Interpreting the total score
After summing all eight domains, compare the total to the prespecified threshold. Among patients who meet the entry criterion and who do not qualify via the sufficient criterion, a total of 8 or more fulfills the 2015 ACR/EULAR classification definition of gout. Totals below 8 mean the framework does not classify the individual as having gout, even though early, atypical, or partially treated disease may still be present in real clinical life.

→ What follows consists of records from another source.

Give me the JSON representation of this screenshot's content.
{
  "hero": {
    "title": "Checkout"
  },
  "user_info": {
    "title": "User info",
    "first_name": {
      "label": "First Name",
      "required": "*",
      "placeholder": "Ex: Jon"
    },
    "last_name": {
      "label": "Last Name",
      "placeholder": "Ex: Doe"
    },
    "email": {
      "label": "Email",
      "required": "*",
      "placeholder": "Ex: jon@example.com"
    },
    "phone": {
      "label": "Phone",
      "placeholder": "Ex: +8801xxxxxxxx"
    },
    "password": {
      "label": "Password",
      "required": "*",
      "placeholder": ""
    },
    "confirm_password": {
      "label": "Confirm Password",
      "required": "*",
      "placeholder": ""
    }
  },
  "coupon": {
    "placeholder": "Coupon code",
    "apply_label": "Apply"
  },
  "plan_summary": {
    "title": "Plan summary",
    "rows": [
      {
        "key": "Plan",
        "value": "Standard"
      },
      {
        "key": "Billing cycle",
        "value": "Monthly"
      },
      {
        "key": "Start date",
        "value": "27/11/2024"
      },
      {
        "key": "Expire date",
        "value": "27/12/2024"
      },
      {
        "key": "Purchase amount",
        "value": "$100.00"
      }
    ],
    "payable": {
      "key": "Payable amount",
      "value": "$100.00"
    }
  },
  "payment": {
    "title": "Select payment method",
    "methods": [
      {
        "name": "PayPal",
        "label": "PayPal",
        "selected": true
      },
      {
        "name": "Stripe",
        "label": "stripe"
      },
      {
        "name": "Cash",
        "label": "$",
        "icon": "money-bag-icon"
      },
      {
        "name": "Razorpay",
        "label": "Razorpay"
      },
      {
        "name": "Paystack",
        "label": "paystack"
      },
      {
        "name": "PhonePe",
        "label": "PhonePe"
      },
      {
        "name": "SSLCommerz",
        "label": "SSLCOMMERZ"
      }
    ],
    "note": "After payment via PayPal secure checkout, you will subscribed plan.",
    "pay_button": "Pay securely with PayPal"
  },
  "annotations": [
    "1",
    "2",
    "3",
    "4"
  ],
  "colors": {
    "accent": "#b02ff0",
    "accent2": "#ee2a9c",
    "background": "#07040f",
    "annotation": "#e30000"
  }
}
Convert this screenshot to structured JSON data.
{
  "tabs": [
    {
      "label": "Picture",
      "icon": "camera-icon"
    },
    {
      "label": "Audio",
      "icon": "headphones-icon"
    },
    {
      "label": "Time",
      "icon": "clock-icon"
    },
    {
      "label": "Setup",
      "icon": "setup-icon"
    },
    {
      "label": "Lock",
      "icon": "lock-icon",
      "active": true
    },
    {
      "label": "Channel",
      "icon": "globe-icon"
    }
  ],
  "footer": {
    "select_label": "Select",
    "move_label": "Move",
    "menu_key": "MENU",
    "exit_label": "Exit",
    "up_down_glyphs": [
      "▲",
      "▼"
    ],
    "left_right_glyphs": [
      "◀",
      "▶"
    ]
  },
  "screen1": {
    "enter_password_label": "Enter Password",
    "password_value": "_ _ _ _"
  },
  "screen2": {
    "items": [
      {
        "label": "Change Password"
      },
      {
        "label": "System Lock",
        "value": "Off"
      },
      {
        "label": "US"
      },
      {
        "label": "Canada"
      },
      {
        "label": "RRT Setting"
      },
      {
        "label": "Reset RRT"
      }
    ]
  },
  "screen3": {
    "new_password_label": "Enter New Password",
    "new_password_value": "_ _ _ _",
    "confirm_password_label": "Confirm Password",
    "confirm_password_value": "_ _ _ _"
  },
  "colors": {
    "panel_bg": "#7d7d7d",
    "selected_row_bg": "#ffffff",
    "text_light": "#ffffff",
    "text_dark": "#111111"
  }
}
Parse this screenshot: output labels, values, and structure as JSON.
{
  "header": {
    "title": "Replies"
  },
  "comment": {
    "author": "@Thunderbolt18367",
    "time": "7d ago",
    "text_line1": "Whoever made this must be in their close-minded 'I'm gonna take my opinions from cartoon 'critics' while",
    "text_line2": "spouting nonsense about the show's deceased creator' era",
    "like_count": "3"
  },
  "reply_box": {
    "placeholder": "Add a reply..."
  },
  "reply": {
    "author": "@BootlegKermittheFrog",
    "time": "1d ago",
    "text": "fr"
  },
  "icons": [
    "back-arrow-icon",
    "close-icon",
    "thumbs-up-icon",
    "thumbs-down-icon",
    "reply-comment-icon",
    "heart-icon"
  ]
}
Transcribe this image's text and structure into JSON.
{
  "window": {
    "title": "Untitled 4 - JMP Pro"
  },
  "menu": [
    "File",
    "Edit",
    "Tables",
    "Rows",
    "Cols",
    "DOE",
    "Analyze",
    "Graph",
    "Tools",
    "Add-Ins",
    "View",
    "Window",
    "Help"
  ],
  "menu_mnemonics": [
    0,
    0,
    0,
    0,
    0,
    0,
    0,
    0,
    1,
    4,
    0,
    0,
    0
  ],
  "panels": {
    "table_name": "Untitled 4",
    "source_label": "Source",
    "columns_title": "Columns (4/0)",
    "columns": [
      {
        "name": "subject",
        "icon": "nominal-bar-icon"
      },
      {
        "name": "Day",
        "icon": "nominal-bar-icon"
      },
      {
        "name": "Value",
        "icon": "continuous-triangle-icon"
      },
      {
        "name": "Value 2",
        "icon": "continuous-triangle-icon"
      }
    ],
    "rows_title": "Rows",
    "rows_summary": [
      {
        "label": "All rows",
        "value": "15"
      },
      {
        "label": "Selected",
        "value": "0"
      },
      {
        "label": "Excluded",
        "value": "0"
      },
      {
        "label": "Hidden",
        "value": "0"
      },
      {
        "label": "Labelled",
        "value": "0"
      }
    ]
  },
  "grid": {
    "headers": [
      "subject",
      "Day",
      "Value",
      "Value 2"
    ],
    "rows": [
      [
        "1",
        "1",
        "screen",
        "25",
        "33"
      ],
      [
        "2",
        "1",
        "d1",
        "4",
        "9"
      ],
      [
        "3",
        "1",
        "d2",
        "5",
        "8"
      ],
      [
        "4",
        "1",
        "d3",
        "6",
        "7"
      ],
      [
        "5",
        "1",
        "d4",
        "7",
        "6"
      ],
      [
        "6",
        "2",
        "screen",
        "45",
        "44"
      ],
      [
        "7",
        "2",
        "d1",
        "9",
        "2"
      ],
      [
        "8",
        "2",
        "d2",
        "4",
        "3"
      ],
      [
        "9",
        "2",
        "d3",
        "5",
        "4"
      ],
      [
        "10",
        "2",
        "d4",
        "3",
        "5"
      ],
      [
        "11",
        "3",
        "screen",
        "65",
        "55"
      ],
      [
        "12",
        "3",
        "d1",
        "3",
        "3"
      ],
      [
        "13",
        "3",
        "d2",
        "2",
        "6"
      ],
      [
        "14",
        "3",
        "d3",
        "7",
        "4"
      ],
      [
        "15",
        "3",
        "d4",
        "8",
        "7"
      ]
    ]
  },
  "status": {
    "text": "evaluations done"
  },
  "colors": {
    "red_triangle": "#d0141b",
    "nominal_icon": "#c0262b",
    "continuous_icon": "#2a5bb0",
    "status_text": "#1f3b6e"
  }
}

Because negative weights exist, totals can theoretically be driven downward in scenarios combining very low serum urate with MSU-negative synovial fluid—mirroring expert consensus that those findings substantially reduce gout probability in structured classification, without claiming absolute rule-out in every patient.
Classification versus diagnosis in practice
In clinical medicine, diagnosis integrates history, examination, accessible tests, comorbidities, and treatment response. The 2015 criteria instead answer a narrower, study-oriented question: does this person meet an operational definition suitable for enrollment and comparison across centers? A patient might appropriately receive urate-lowering therapy based on clinical judgment without meeting classification, or might meet classification yet require alternative explanations considered by the treating team in an individual case.
When crystal identification is feasible, joint or tophus aspiration with competent microscopy remains central to diagnostic confidence even though the classification instrument can perform well without it in selected research analyses—reflecting trade-offs between specificity and feasibility across healthcare settings.